01. Welche Daten wohin
Das ERP sollte Debitorenstamm und Produktpreise besitzen. Chancen, Aktivitäten und Marketingdaten bleiben in HubSpot. Integrationen ohne diese Trennung beschädigen beide Seiten.
02. Debitorenzuordnung
Zwischen HubSpot-Firmensatz und ERP-Debitor braucht es eine dauerhafte Verbindung. Die Steuernummer ist ein natürlicher Kandidat; die ERP-Debitorennummer als Zusatzfeld in HubSpot zu speichern, ist der übliche Weg.
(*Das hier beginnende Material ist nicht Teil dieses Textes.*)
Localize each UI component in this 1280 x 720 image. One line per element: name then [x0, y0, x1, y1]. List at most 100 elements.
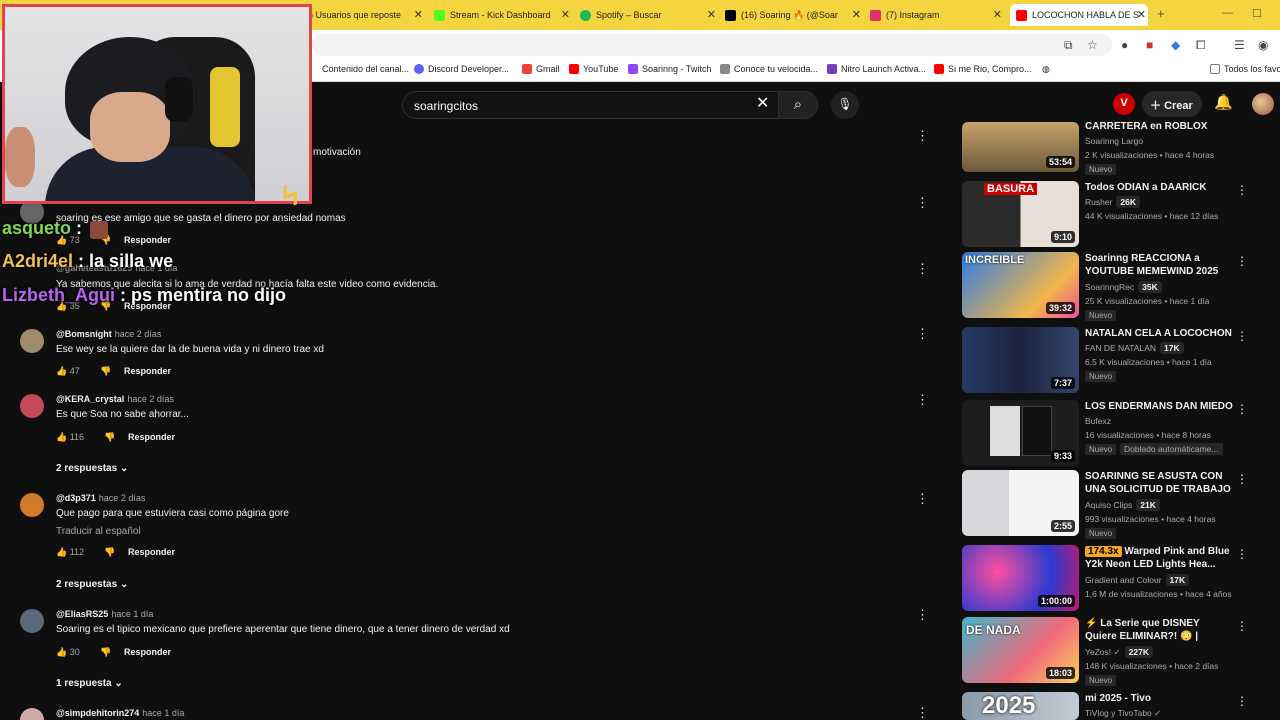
more-options-icon[interactable]: ⋮ [916, 392, 929, 408]
video-thumbnail[interactable]: BASURA 9:10 [962, 181, 1079, 247]
video-title[interactable]: mi 2025 - Tivo [1085, 692, 1233, 705]
video-title[interactable]: LOS ENDERMANS DAN MIEDO [1085, 400, 1233, 413]
more-options-icon[interactable]: ⋮ [916, 491, 929, 507]
more-options-icon[interactable]: ⋮ [1236, 694, 1248, 708]
more-options-icon[interactable]: ⋮ [1236, 329, 1248, 343]
like-button[interactable]: 👍 47 [56, 366, 100, 377]
browser-tab-4[interactable]: (16) Soaring 🔥 (@Soar ✕ [725, 4, 863, 26]
channel-badge-icon[interactable]: V [1113, 93, 1135, 115]
recommended-video[interactable]: INCREIBLE 39:32 Soarinng REACCIONA a YOU… [962, 252, 1262, 321]
channel-name[interactable]: FAN DE NATALAN 17K [1085, 342, 1184, 354]
extension-icon[interactable]: ■ [1146, 38, 1153, 52]
more-options-icon[interactable]: ⋮ [1236, 402, 1248, 416]
bookmark-item[interactable]: Conoce tu velocida... [720, 64, 818, 74]
comment-author[interactable]: @Bomsnight hace 2 días [56, 329, 161, 339]
bookmark-item[interactable]: Si me Rio, Compro... [934, 64, 1032, 74]
channel-name[interactable]: Rusher 26K [1085, 196, 1140, 208]
recommended-video[interactable]: BASURA 9:10 Todos ODIAN a DAARICK Rusher… [962, 181, 1262, 247]
bookmark-star-icon[interactable]: ☆ [1087, 38, 1098, 52]
browser-tab-active[interactable]: LOCOCHON HABLA DE S ✕ [1010, 4, 1148, 26]
recommended-video[interactable]: 2:55 SOARINNG SE ASUSTA CON UNA SOLICITU… [962, 470, 1262, 539]
voice-search-button[interactable]: 🎙 [831, 91, 859, 119]
recommended-video[interactable]: 2025 mi 2025 - Tivo TiVlog y TivoTabo ✓ … [962, 692, 1262, 720]
more-options-icon[interactable]: ⋮ [1236, 472, 1248, 486]
close-icon[interactable]: ✕ [1137, 8, 1146, 21]
reply-button[interactable]: Responder [124, 366, 171, 376]
recommended-video[interactable]: 53:54 CARRETERA en ROBLOX Soarinng Largo… [962, 121, 1262, 175]
puzzle-icon[interactable]: ⧠ [1196, 38, 1206, 53]
search-button[interactable]: ⌕ [778, 91, 818, 119]
view-replies-button[interactable]: 2 respuestas ⌄ [56, 463, 128, 474]
menu-icon[interactable]: ☰ [1234, 38, 1245, 52]
video-title[interactable]: Todos ODIAN a DAARICK [1085, 181, 1233, 194]
video-thumbnail[interactable]: 2025 [962, 692, 1079, 720]
comment-author[interactable]: @KERA_crystal hace 2 días [56, 394, 174, 404]
maximize-icon[interactable]: ☐ [1252, 7, 1262, 20]
dislike-icon[interactable]: 👎 [104, 547, 128, 558]
bookmark-item[interactable]: Discord Developer... [414, 64, 509, 74]
commenter-avatar[interactable] [20, 708, 44, 720]
view-replies-button[interactable]: 1 respuesta ⌄ [56, 678, 123, 689]
minimize-icon[interactable]: — [1222, 7, 1233, 19]
comment-author[interactable]: @d3p371 hace 2 días [56, 493, 145, 503]
video-thumbnail[interactable]: 7:37 [962, 327, 1079, 393]
channel-name[interactable]: SoarinngRec 35K [1085, 281, 1162, 293]
translate-link[interactable]: Traducir al español [56, 526, 141, 537]
video-thumbnail[interactable]: 1:00:00 [962, 545, 1079, 611]
notifications-bell-icon[interactable]: 🔔 [1214, 93, 1233, 111]
channel-name[interactable]: YeZos! ✓ 227K [1085, 646, 1153, 658]
bookmark-item[interactable]: Gmail [522, 64, 560, 74]
create-button[interactable]: ＋ Crear [1142, 91, 1202, 117]
profile-icon[interactable]: ◉ [1258, 38, 1268, 52]
more-options-icon[interactable]: ⋮ [916, 195, 929, 211]
clear-search-icon[interactable]: ✕ [756, 93, 769, 113]
install-icon[interactable]: ⧉ [1064, 38, 1073, 53]
bookmark-item[interactable]: Contenido del canal... [322, 64, 409, 74]
bookmark-item[interactable]: Nitro Launch Activa... [827, 64, 926, 74]
reply-button[interactable]: Responder [124, 647, 171, 657]
recommended-video[interactable]: 7:37 NATALAN CELA A LOCOCHON FAN DE NATA… [962, 327, 1262, 393]
more-options-icon[interactable]: ⋮ [1236, 619, 1248, 633]
comment-author[interactable]: @simpdehitorin274 hace 1 día [56, 708, 184, 718]
extension-icon[interactable]: ◆ [1171, 38, 1180, 52]
channel-name[interactable]: Aquiso Clips 21K [1085, 499, 1160, 511]
reply-button[interactable]: Responder [128, 432, 175, 442]
video-thumbnail[interactable]: 2:55 [962, 470, 1079, 536]
recommended-video[interactable]: 1:00:00 174.3x Warped Pink and Blue Y2k … [962, 545, 1262, 611]
commenter-avatar[interactable] [20, 493, 44, 517]
channel-name[interactable]: Soarinng Largo [1085, 136, 1143, 146]
video-title[interactable]: Soarinng REACCIONA a YOUTUBE MEMEWIND 20… [1085, 252, 1233, 279]
more-options-icon[interactable]: ⋮ [916, 128, 929, 144]
channel-name[interactable]: Bufexz [1085, 416, 1111, 426]
like-button[interactable]: 👍 30 [56, 647, 100, 658]
bookmark-item[interactable]: Soarinng - Twitch [628, 64, 711, 74]
reply-button[interactable]: Responder [128, 547, 175, 557]
video-thumbnail[interactable]: INCREIBLE 39:32 [962, 252, 1079, 318]
recommended-video[interactable]: DE NADA 18:03 ⚡ La Serie que DISNEY Quie… [962, 617, 1262, 686]
close-icon[interactable]: ✕ [852, 8, 861, 21]
more-options-icon[interactable]: ⋮ [916, 705, 929, 720]
browser-tab-2[interactable]: Stream - Kick Dashboard ✕ [434, 4, 572, 26]
more-options-icon[interactable]: ⋮ [916, 261, 929, 277]
dislike-icon[interactable]: 👎 [100, 366, 124, 377]
close-icon[interactable]: ✕ [561, 8, 570, 21]
extension-icon[interactable]: ● [1121, 38, 1128, 52]
dislike-icon[interactable]: 👎 [100, 647, 124, 658]
more-options-icon[interactable]: ⋮ [1236, 547, 1248, 561]
more-options-icon[interactable]: ⋮ [1236, 183, 1248, 197]
browser-tab-5[interactable]: (7) Instagram ✕ [870, 4, 1004, 26]
more-options-icon[interactable]: ⋮ [916, 326, 929, 342]
account-avatar[interactable] [1252, 93, 1274, 115]
comment-author[interactable]: @EliasRS25 hace 1 día [56, 609, 153, 619]
reply-button[interactable]: Responder [124, 235, 171, 245]
search-input[interactable]: soaringcitos [402, 91, 780, 119]
more-options-icon[interactable]: ⋮ [1236, 254, 1248, 268]
video-title[interactable]: 174.3x Warped Pink and Blue Y2k Neon LED… [1085, 545, 1233, 571]
like-button[interactable]: 👍 116 [56, 432, 104, 443]
address-bar[interactable] [312, 34, 1112, 56]
commenter-avatar[interactable] [20, 609, 44, 633]
more-options-icon[interactable]: ⋮ [916, 607, 929, 623]
new-tab-button[interactable]: + [1157, 6, 1165, 21]
video-thumbnail[interactable]: DE NADA 18:03 [962, 617, 1079, 683]
video-thumbnail[interactable]: 53:54 [962, 122, 1079, 172]
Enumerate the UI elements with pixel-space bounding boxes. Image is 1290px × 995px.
03. Saldo- und Risikotransparenz
Werden Saldo, überfällige Beträge und Kreditlimit vom ERP nach HubSpot geschrieben, sieht der Vertrieb die Lage beim Angebot. Ein erheblicher Teil der Inkassoprobleme verschwindet damit.
04. Auftragsfluss
Eine gewonnene Chance wird im ERP zum Verkaufsauftrag. Preis- und Rabattprüfung muss im ERP erfolgen; der Betrag aus HubSpot darf nicht direkt verarbeitet werden.
05. Wie verbinden
Drei Wege: fertiger Konnektor, ein Ablauf über eine Automatisierungsplattform oder Eigenentwicklung. Für türkische ERP-Systeme fehlen fertige Konnektoren oft; eine Orchestrierungsschicht wie n8n ist die praktische Antwort.
06. Grenzen setzen
Synchronisieren Sie nicht jedes Feld. Beginnen Sie mit Feldern, die beidseitig wirklich genutzt werden; mit wachsendem Umfang steigen die Wartungskosten schnell.